Spesso l’universo western e quello del chambara e del jidaigeki, ossia i film di samurai. Ma se con I sette samurai e la saga di Jojimbo è stato il Giappone a fornire materiale a USA e Italia, in Unforgiven accade il contrario, che il magnifico western di Clint Eastwood Gli spietati diventi pane per un remake nipponico: Unforgiven del coreano Lee Sang-il reinventa il capolavoro vincitore di 4 Oscar in una storia che rimescola gli immaginari.
La storia si svolge all’alba dell’epoca Meiji, nel 1880, ed è ambientata a Ezo (l’odierna Hokkaido), l’isola più settentrionale del Giappone. Jubei Kamata è un reduce dello shogunato Tokugawa. Dopo la caduta dello shogunato ha combattuto in una serie di battaglie e poi di lui si sono perse le tracce in seguito alla brutale guerra di Goryokaku. Sono passati più di dieci anni. La povertà lo spinge a mettere da parte la sua decisione di seppellire la spada. Così l’uomo si ritrova ancora una volta invischiato in una vita di violenza. Con il suo vecchio compagno d’armi, Jubei affronta gli ipocriti che pretendono di rappresentare la giustizia. E ancora una volta, in questa nuova epoca, ha inizio un circolo vizioso di violenza.
Scritto dallo stesso Lee, Unforgiven (Yurusarezaru Mono in giapponese) è un samurai western, quindi sarebbe meglio chiamarlo “eastern” che anziché trasportare un racconto e il suo contesto in un’altra epoca e nazione si diverte a mescolare e confondere le carte per creare un immaginario ibrido.
Ispirandosi ai grandi classici di entrambi i generi, tra cui spicca anche l’ambientazione nevosa de Il grande silenzio di Corbucci, Unforgiven è una classica storia di giustizia e dignità, che come il film di Eastwood prende tutti gli archetipi e le leggende del west e li porta alla morte, sotterrandoli assieme alla figura dell’eroe senza macchia: i temi e la fedeltà alla sceneggiatura di David Webb People sono inattaccabili, cambia però il contesto. Lee ricalca il western americano sostituendo le spade alle pistole, l’etica del samurai a quella dei cowboy, gli indigeni di Hokkaido ai nativi americani, calcando la mano sulla violenza e ringiovanendo i personaggi.

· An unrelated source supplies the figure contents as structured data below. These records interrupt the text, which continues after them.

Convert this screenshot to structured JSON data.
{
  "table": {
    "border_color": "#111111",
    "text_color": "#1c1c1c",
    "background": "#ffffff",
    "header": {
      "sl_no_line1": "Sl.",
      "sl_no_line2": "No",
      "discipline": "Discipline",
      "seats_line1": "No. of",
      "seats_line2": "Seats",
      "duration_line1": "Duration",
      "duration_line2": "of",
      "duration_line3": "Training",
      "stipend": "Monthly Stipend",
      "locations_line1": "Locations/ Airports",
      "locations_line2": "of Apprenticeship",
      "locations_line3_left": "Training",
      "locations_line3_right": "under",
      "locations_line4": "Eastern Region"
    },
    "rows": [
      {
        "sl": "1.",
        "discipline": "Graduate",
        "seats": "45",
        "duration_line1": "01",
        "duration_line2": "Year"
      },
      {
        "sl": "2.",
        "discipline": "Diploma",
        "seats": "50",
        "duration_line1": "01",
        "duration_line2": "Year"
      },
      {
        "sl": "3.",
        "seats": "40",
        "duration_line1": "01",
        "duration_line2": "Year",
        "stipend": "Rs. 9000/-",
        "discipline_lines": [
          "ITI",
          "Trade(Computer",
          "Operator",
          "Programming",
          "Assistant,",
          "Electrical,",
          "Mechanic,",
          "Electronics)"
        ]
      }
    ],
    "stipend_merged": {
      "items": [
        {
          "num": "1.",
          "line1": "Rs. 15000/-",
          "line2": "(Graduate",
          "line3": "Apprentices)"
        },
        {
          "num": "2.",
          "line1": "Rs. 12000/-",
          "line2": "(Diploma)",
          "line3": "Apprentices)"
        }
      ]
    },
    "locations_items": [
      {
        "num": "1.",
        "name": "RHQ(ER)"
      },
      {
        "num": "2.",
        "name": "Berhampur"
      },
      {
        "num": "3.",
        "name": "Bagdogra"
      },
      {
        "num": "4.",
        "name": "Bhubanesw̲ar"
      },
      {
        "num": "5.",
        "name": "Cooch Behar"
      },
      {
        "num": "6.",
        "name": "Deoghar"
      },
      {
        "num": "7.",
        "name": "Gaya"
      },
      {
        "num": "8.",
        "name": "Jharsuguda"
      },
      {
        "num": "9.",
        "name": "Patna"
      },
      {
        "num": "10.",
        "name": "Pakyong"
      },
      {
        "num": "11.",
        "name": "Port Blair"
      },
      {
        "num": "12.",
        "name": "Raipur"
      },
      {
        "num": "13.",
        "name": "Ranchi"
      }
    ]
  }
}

Ne viene fuori così un film meno profondo, più esteticamente modesto e in cui la forza mitica viene necessariamente a mancare; ciò non toglie che Lee sappia il fatto suo, come mostra l’ottimo finale, e che gli attori affrontano senza troppi problemi il confronto con i loro omologhi: il grande Watanabe Ken – il buono – e un eccellente Kunimura Jun – il cattivo. Se ciò che si chiede a un remake è non distruggere o sporcare la bellezza di un originale, Unforgiven ci riesce.